Loin d’écrire l’évangile du messie du rock’n’roll (le premier blanc à avoir fait accepter la musique noire), Luhrmann ramène plutôt la trajectoire du King à celle d’un monstre de foire. En faisant de l’impresario son seul interlocuteur, le récit ancre cette tragédie hollywoodienne dans ses origines foraines : le colonel Parker recrute d’abord le jeune Elvis dans son spectacle itinérant, où de vieux chanteurs folks partagent l’affiche avec des freaks.
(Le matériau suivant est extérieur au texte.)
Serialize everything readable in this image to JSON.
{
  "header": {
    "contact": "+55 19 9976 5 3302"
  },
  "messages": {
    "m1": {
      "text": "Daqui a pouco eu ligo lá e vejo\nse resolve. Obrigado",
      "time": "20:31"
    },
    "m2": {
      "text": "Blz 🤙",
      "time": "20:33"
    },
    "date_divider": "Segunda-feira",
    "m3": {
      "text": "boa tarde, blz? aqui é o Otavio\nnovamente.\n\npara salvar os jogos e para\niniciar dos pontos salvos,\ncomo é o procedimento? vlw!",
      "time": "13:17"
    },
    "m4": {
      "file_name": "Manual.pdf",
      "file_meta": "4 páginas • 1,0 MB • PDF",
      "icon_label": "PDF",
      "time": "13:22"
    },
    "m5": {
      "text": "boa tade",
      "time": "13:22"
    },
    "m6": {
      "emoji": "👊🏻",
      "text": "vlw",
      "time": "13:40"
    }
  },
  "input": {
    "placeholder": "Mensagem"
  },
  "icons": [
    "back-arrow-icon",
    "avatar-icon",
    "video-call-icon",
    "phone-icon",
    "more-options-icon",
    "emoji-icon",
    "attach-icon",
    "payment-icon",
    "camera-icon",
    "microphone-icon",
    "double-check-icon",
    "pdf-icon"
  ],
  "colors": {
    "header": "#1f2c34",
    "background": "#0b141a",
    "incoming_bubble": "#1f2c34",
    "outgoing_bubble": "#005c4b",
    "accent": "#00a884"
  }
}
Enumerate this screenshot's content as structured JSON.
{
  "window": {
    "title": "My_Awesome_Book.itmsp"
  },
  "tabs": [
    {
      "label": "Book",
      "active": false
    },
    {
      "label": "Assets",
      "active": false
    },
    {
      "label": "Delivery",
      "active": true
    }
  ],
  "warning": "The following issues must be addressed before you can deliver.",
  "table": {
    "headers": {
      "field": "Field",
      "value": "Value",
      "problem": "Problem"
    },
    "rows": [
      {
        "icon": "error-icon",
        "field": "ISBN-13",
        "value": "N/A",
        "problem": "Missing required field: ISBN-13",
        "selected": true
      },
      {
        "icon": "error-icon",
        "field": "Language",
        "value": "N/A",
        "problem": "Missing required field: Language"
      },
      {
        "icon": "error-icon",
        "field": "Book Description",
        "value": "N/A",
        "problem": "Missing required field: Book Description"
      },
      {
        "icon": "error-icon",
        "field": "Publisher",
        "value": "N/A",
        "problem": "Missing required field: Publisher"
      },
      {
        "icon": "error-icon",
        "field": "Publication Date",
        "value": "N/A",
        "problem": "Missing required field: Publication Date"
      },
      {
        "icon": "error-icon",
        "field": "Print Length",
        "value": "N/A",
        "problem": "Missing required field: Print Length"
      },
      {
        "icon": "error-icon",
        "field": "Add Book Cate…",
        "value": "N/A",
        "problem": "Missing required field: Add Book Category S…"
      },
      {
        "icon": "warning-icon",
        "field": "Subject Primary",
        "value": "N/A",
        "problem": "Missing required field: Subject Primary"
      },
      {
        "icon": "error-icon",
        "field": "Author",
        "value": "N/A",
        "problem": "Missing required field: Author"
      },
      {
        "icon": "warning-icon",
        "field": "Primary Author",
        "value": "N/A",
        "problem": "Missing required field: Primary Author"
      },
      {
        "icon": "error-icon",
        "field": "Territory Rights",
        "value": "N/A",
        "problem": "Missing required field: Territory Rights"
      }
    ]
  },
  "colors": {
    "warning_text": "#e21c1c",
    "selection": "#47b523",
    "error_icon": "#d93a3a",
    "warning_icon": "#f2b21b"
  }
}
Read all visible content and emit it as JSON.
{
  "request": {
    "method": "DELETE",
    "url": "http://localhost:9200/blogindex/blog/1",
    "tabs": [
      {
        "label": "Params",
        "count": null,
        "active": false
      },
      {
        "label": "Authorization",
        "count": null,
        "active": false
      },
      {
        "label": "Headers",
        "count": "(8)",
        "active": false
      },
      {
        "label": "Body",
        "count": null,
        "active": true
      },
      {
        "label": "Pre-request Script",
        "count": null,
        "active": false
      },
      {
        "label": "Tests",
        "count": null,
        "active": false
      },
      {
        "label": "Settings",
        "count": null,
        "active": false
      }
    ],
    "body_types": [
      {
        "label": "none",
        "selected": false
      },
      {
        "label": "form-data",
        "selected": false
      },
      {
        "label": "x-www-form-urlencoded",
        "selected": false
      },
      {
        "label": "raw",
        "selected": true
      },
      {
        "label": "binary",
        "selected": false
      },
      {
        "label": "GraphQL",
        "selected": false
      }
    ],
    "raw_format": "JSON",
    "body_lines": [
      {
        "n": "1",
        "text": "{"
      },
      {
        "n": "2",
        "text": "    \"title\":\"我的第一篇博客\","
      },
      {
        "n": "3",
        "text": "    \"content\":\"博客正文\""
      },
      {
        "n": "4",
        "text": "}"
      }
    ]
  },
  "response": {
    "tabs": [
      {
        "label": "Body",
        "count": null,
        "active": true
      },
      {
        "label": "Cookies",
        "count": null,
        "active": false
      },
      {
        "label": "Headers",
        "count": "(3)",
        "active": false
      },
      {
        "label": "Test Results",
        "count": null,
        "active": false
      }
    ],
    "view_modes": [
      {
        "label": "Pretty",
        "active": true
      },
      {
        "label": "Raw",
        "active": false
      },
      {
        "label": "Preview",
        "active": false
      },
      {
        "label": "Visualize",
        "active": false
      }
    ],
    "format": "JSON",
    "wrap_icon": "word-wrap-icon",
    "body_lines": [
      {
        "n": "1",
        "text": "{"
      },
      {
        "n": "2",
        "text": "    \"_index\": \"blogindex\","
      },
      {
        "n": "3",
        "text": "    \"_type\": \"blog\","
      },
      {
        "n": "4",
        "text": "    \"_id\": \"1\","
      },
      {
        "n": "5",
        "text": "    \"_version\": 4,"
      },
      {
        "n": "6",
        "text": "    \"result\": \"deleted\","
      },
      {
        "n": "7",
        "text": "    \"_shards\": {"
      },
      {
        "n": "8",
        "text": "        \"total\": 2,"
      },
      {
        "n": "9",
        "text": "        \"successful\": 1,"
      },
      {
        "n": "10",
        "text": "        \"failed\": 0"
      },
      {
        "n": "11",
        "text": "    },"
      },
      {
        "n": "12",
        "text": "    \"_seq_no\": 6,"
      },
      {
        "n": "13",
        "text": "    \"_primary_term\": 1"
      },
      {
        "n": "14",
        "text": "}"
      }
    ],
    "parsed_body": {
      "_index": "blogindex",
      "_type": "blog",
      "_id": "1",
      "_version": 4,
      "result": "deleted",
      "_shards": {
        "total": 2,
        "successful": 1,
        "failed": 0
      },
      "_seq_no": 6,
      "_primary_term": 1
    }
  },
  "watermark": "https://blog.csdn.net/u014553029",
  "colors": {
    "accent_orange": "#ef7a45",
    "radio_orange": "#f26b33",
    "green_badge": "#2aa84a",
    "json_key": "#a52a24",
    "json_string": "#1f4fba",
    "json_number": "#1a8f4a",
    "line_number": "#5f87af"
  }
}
Les facultés du jeune prodige sont alors représentées comme un tour de magie, « une entourloupe », un déhanché et un groove qui semblent être des prodiges portant la marque du diable. « Elle a gouté aux fruits interdits » remarque Parker en observant avec effarement le visage d’une jeune fille déformé par le désir que suscite la prestation du jeune Presley : c’est ce don monstrueux qui suscite l’intérêt du Colonel et l’incite à le contrôler jusqu’à sa mort, tel Bytes (auquel Hanks semble voler les traits), le propriétaire de l’Elephant Man, qui profite du pouvoir de fascination que suscite le pauvre John Merrick. La mise en scène du cirque infernal que produit le talent juvénile d’Elvis — et la passion que déclenche ses prestations scéniques dans les États du Sud, bientôt étouffée par les institutions ségrégationnistes et la cupidité de l’impresario — constitue la part la plus convaincante du film. Perçant la couche kitsch tant de fois détournée et moquée (on finit presque par avoir davantage en mémoire les sosies d’Elvis que le King lui-même), Luhrmann parvient, le temps de quelques séquences, à restituer la mécanique d’une dévotion somme toute diabolique.